‘So Clearly Bright’

If a court takes Bouvier’s view that the two men were on equal footing as art experts, the documents could support the view that Rybolovlev should have known what prices were fair. “How could a Russian who’s become a billionaire, achieved all he did, and is so clearly bright, be taken advantage of by me?” Bouvier said in an interview last year.

For a look at how the Bouvier-Rybolovlev relationship unraveled, click here.

Asked for comments on the documents, Ron Soffer, the Paris-based attorney for Mr. Bouvier, said Rybolovlev directed the acquisition of one of the most important private art collections in modern times. “He certainly could not have been a novice in the field and this document confirms it,” Soffer said.
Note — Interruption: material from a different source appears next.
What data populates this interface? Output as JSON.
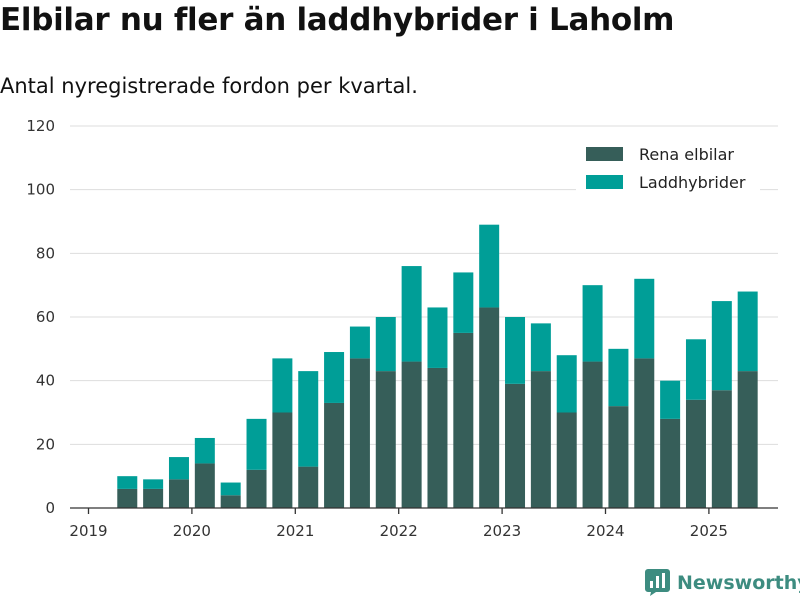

Rybolovlev alleges that Bouvier gave the impression he was securing a work for a certain price on his client’s behalf, but in reality was buying it for sometimes tens of millions less and pocketing the difference. Contributing to the impression that the men were acting as buyer and agent, Bouvier charged a 2 percent “commission” on most transactions, the lawyer said.
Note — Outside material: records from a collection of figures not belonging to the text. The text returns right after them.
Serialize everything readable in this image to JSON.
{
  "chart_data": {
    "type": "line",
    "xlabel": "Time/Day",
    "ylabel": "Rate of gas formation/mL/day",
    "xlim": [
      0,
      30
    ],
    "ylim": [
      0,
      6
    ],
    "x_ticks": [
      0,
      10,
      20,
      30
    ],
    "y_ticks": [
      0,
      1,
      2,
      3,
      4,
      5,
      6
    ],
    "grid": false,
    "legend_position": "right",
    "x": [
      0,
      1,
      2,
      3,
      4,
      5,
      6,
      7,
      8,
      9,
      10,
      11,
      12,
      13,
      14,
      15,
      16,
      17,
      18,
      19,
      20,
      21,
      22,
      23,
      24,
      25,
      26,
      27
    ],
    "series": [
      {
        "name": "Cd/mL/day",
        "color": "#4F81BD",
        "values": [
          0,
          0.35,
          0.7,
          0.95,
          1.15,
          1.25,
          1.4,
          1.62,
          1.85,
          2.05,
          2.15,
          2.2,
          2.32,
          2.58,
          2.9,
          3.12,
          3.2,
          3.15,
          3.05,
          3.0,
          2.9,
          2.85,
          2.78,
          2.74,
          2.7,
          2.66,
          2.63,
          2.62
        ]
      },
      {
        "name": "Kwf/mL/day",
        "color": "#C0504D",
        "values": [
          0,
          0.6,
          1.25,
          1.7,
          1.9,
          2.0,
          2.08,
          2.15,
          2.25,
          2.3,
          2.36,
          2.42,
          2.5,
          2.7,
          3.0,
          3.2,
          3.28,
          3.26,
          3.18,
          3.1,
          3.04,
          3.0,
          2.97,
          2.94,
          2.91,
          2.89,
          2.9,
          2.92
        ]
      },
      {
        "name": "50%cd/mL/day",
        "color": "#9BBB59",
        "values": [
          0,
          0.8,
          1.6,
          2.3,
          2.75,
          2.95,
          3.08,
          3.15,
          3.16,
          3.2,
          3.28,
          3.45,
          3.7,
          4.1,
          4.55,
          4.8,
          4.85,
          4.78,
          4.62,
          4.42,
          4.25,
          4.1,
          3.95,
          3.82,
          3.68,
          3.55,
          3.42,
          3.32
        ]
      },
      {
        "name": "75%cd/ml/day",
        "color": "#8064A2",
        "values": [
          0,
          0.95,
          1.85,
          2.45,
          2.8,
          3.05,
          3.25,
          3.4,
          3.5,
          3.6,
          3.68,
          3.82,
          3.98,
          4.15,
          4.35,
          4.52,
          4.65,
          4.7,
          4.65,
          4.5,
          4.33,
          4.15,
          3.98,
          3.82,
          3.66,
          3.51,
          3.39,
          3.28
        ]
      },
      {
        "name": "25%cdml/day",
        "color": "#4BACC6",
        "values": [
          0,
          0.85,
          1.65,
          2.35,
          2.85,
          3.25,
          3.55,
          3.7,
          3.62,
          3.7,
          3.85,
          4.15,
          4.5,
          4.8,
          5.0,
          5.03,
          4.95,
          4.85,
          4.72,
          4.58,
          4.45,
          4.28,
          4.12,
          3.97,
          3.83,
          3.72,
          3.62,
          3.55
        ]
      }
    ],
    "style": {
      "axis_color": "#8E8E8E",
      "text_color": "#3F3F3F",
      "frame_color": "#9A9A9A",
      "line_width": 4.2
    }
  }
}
Bouvier and his lawyers have said he wasn’t a broker, adding that 80 percent of the bills he issued to Rybolovlev’s companies listed him as the seller. The 2 percent charges, they say, didn’t represent a broker’s commission but were instead a fee to cover administrative costs, including insurance, transport and condition reports and, in some cases, escrow accounts between down payment and final payment.

The battle -- which has made global headlines because of the prices the Russian paid for single canvases like the 140 million euros ($158 million) he spent on Rothko’s “No. 6 (Violet, Green and Red)” -- has highlighted the lack of transparency surrounding major art deals. It’s also one of several recent instances in which art-world luminaries have come under international scrutiny, U.S. authorities -- who are looking into transactions involving Bouvier, people familiar with the probe have said -- are also investigating whether several major collectors have paid proper taxes there on big art transactions.

Global art sales have cooled after years of booms, falling seven percent last year to $63.8 billion, but were still up by more than 60 percent from 2009.

Fertilizer Fortune

Rybolovlev amassed his wealth buying and selling fertilizer makers in Russia’s wild transition to capitalism. That fortune, which includes his ownership of the soccer team in Monaco, makes him the the 10th-richest Russian, worth an estimated $9.3 billion according to Bloomberg.

Bouvier was briefly arrested in Monaco in February 2015 in connection with the original criminal complaint Rybolovlev filed against him there in the matter. Monaco prosecutors in November refused Bouvier’s request to drop their investigation into the complaint. The two are also battling in Singapore, where in March 2015 Rybolovlev temporarily secured a freeze of up to $500 million of Bouvier’s global assets. That action, in a so-called Mareva injunction, was set aside in August.

Now, in an effort to gain a friendlier hearing, Bouvier’s attorneys earlier this month filed for permission to appeal a Singapore judge’s ruling to move the dispute to the city-state’s International Commercial Court. The case, Bouvier’s lawyers argue, should instead be heard in Switzerland, given the purchase of the 37 works took place primarily in the European country, where Bouvier lived until leaving for Singapore in 2009. Rybolovlev resided in Geneva until 2011, before he decamped to Monaco.

A spokesman for Rybolovlev declined to comment on the merits of the venues or on the Singapore proceedings, citing restrictions on communications imposed by the judge there.